Impact of a multifactorial treatment programme on clinical outcomes and cardiovascular risk estimates: a retrospective cohort study from a specialised diabetes centre in Denmark

OBJECTIVES: To investigate the impact of a multifactorial treatment programme in a real-life setting on clinical outcomes and estimated cardiovascular disease (CVD) risk. DESIGN: A retrospective observational cohort study, using data from the electronic medical records and national registers. SETTING: Tertiary diabetes centre in Denmark. PARTICIPANTS: Patients with type 2 diabetes (n=4299) referred to a programme with focus on treatment of hyperglycaemia, hypertension and dyslipidaemia between 1 January 2001 and 1 April 2016. OUTCOMES: Primary outcomes were changes in haemoglobin A1c (HbA(1c)), blood pressure (BP) and low-density lipoprotein (LDL) cholesterol as well as proportion reaching treatment targets. Our secondary outcome was to investigate changes in antidiabetic, antihypertensive and lipid-lowering treatment, together with the impact on estimated CVD risk.
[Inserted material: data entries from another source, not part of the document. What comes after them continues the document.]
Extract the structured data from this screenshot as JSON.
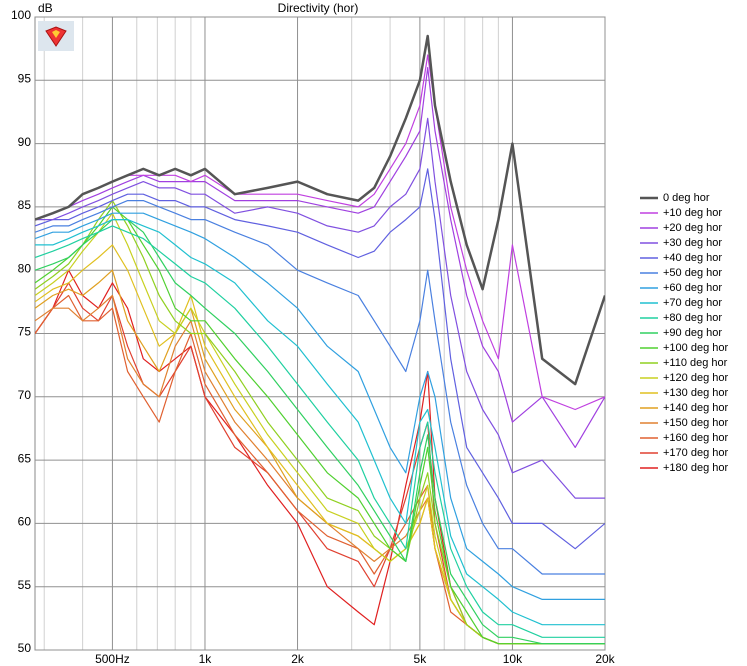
{
  "chart_data": {
    "type": "line",
    "title": "Directivity (hor)",
    "y_label": "dB",
    "xscale": "log",
    "grid": true,
    "legend": "right",
    "xlim": [
      280,
      20000
    ],
    "ylim": [
      50,
      100
    ],
    "xticks": [
      {
        "value": 500,
        "label": "500Hz"
      },
      {
        "value": 1000,
        "label": "1k"
      },
      {
        "value": 2000,
        "label": "2k"
      },
      {
        "value": 5000,
        "label": "5k"
      },
      {
        "value": 10000,
        "label": "10k"
      },
      {
        "value": 20000,
        "label": "20k"
      }
    ],
    "xminorticks": [
      300,
      400,
      600,
      700,
      800,
      900,
      3000,
      4000,
      6000,
      7000,
      8000,
      9000
    ],
    "yticks": [
      50,
      55,
      60,
      65,
      70,
      75,
      80,
      85,
      90,
      95,
      100
    ],
    "x": [
      280,
      320,
      360,
      400,
      450,
      500,
      560,
      630,
      710,
      800,
      900,
      1000,
      1250,
      1600,
      2000,
      2500,
      3150,
      3550,
      4000,
      4500,
      5000,
      5300,
      5600,
      6300,
      7100,
      8000,
      9000,
      10000,
      12500,
      16000,
      20000
    ],
    "series": [
      {
        "name": "0 deg hor",
        "color": "#555555",
        "values": [
          84,
          84.5,
          85,
          86,
          86.5,
          87,
          87.5,
          88,
          87.5,
          88,
          87.5,
          88,
          86,
          86.5,
          87,
          86,
          85.5,
          86.5,
          89,
          92,
          95,
          98.5,
          93,
          87,
          82,
          78.5,
          84,
          90,
          73,
          71,
          78
        ]
      },
      {
        "name": "+10 deg hor",
        "color": "#c040e0",
        "values": [
          84,
          84.5,
          85,
          86,
          86.5,
          87,
          87.5,
          87.5,
          87.5,
          87.5,
          87,
          87.5,
          86,
          86,
          86,
          85.5,
          85,
          86,
          88,
          90,
          93,
          97,
          93,
          85,
          80,
          76,
          73,
          82,
          70,
          69,
          70
        ]
      },
      {
        "name": "+20 deg hor",
        "color": "#a040e0",
        "values": [
          84,
          84.5,
          85,
          85.5,
          86,
          86.5,
          87,
          87.5,
          87,
          87,
          87,
          87,
          85.5,
          85.5,
          85.5,
          85,
          84.5,
          85,
          87,
          89,
          91,
          96,
          91,
          84,
          78,
          74,
          72,
          68,
          70,
          66,
          70
        ]
      },
      {
        "name": "+30 deg hor",
        "color": "#8050e0",
        "values": [
          84,
          84,
          84.5,
          85,
          85.5,
          86,
          86.5,
          87,
          86.5,
          86.5,
          86,
          86,
          84.5,
          85,
          84.5,
          83.5,
          83,
          83.5,
          85,
          86,
          88,
          92,
          87,
          78,
          72,
          69,
          67,
          64,
          65,
          62,
          62
        ]
      },
      {
        "name": "+40 deg hor",
        "color": "#6060e0",
        "values": [
          83.5,
          84,
          84,
          84.5,
          85,
          85.5,
          86,
          86,
          85.5,
          85.5,
          85,
          85,
          84,
          83.5,
          83,
          82,
          81,
          81.5,
          83,
          84,
          85,
          88,
          84,
          73,
          66,
          64,
          62,
          60,
          60,
          58,
          60
        ]
      },
      {
        "name": "+50 deg hor",
        "color": "#4a80e0",
        "values": [
          83,
          83.5,
          83.5,
          84,
          84.5,
          85,
          85.5,
          85.5,
          85,
          84.5,
          84,
          84,
          83,
          82,
          80,
          79,
          78,
          76,
          74,
          72,
          76,
          80,
          76,
          68,
          63,
          60,
          58,
          58,
          56,
          56,
          56
        ]
      },
      {
        "name": "+60 deg hor",
        "color": "#30a0e0",
        "values": [
          82.5,
          83,
          83,
          83.5,
          84,
          84.5,
          84.5,
          84.5,
          84,
          83.5,
          83,
          82.5,
          81,
          79,
          77,
          74,
          72,
          69,
          66,
          64,
          70,
          72,
          70,
          62,
          58,
          57,
          56,
          55,
          54,
          54,
          54
        ]
      },
      {
        "name": "+70 deg hor",
        "color": "#20c0d0",
        "values": [
          82,
          82,
          82.5,
          83,
          83.5,
          84,
          84,
          83.5,
          83,
          82,
          81,
          80.5,
          79,
          76,
          74,
          71,
          68,
          65,
          62,
          60,
          68,
          69,
          66,
          59,
          56,
          55,
          54,
          53,
          52,
          52,
          52
        ]
      },
      {
        "name": "+80 deg hor",
        "color": "#20d0a0",
        "values": [
          81,
          81.5,
          82,
          82.5,
          83,
          83.5,
          83,
          82.5,
          81.5,
          80.5,
          79.5,
          79,
          77,
          74,
          71,
          68,
          65,
          62,
          60,
          58,
          66,
          68,
          64,
          58,
          55,
          53,
          52,
          52,
          51,
          51,
          51
        ]
      },
      {
        "name": "+90 deg hor",
        "color": "#30d060",
        "values": [
          80,
          80.5,
          81,
          82,
          83,
          84,
          84,
          83,
          81,
          79,
          78,
          77,
          75,
          72,
          69,
          66,
          63,
          61,
          59,
          57,
          64,
          67,
          62,
          56,
          54,
          52,
          51,
          51,
          50.5,
          50.5,
          50.5
        ]
      },
      {
        "name": "+100 deg hor",
        "color": "#50d030",
        "values": [
          79,
          80,
          81,
          82,
          83.5,
          85,
          84,
          82,
          80,
          77,
          76,
          76,
          73,
          70,
          67,
          64,
          62,
          60,
          58,
          57,
          63,
          66,
          61,
          55,
          53,
          51,
          50.5,
          50.5,
          50.5,
          50.5,
          50.5
        ]
      },
      {
        "name": "+110 deg hor",
        "color": "#90d020",
        "values": [
          78.5,
          79.5,
          80.5,
          82,
          84,
          85.5,
          83.5,
          81,
          78,
          76,
          75,
          75,
          72,
          68,
          65,
          62,
          61,
          59,
          58,
          57,
          62,
          64,
          60,
          55,
          52,
          51,
          50.5,
          50.5,
          50.5,
          50.5,
          50.5
        ]
      },
      {
        "name": "+120 deg hor",
        "color": "#c8d020",
        "values": [
          78,
          79,
          80,
          81.5,
          83,
          84.5,
          82,
          79,
          76,
          75,
          77,
          75,
          71,
          67,
          64,
          61,
          60,
          58,
          57,
          58,
          61,
          63,
          59,
          54,
          52,
          51,
          50.5,
          50.5,
          50.5,
          50.5,
          50.5
        ]
      },
      {
        "name": "+130 deg hor",
        "color": "#e0c020",
        "values": [
          77.5,
          78.5,
          79,
          80,
          81,
          82,
          80,
          77,
          74,
          75,
          78,
          74,
          70,
          66,
          63,
          60,
          59,
          58,
          57,
          58,
          60,
          62,
          58,
          54,
          52,
          51,
          50.5,
          50.5,
          50.5,
          50.5,
          50.5
        ]
      },
      {
        "name": "+140 deg hor",
        "color": "#e0a020",
        "values": [
          77,
          78,
          78.5,
          78,
          79,
          80,
          76,
          74,
          72,
          75,
          77,
          73,
          69,
          66,
          62,
          60,
          59,
          58,
          57,
          58,
          60,
          62,
          58,
          54,
          52,
          51,
          50.5,
          50.5,
          50.5,
          50.5,
          50.5
        ]
      },
      {
        "name": "+150 deg hor",
        "color": "#e08030",
        "values": [
          76,
          77,
          77,
          76,
          77,
          78,
          73,
          71,
          70,
          74,
          76,
          72,
          68,
          65,
          62,
          60,
          58,
          57,
          58,
          59,
          61,
          62,
          58,
          54,
          52,
          51,
          50.5,
          50.5,
          50.5,
          50.5,
          50.5
        ]
      },
      {
        "name": "+160 deg hor",
        "color": "#e06030",
        "values": [
          75,
          77,
          78,
          76,
          76,
          77,
          72,
          70,
          68,
          72,
          75,
          71,
          67,
          64,
          61,
          59,
          58,
          56,
          58,
          60,
          62,
          63,
          58,
          53,
          52,
          51,
          50.5,
          50.5,
          50.5,
          50.5,
          50.5
        ]
      },
      {
        "name": "+170 deg hor",
        "color": "#e04030",
        "values": [
          75,
          77,
          79,
          77,
          76,
          78,
          74,
          71,
          70,
          72,
          74,
          70,
          66,
          64,
          61,
          58,
          57,
          55,
          58,
          62,
          66,
          68,
          60,
          54,
          52,
          51,
          50.5,
          50.5,
          50.5,
          50.5,
          50.5
        ]
      },
      {
        "name": "+180 deg hor",
        "color": "#e02020",
        "values": [
          75,
          77,
          80,
          78,
          77,
          79,
          77,
          73,
          72,
          73,
          74,
          70,
          67,
          63,
          60,
          55,
          53,
          52,
          57,
          63,
          68,
          72,
          62,
          55,
          52,
          51,
          50.5,
          50.5,
          50.5,
          50.5,
          50.5
        ]
      }
    ]
  }
}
Linear mixed model for repeated measurements were used for continuous variables and logistic regression for dichotomous variables. RESULTS: The patients achieved a mean±SD decrease in HbA(1c), systolic and diastolic BP and LDL cholesterol of 1.0%±0.04% (10.6±0.4 mmol/mol), 6.3±0.4 mm Hg, 2.7±0.2 mm Hg and 0.32±0.02 mmol/L, respectively (p<0.0001). The proportion of patients who met the treatment goal for HbA(1c) (<7% (<53 mmol/mol)) increased from 31% to 58% (p<0.0001); for BP (<130/80 mm Hg) from 24% to 34% (p<0.0001), and for LDL cholesterol (<2.5 mmol/L (patients without previous CVD) or <1.8 mmol/L (patients with previous CVD)) from 52% to 65%. Those reaching all three guideline treatment targets increased from 4% to 15% (p<0.0001), and when relaxing the BP target to <140/85 from 8% to 24%. The estimated CVD risk was relatively reduced by 15.2% using the Swedish National Diabetes Register risk engine and 30.9% using the UK Prospective Diabetes Study risk engine. CONCLUSIONS: Our data support that short-term multifactorial treatment of patients with glycaemic dysregulation in a specialist outpatient setting is both achievable and effective, and associated with a clinically meaningful improvement in CVD risk.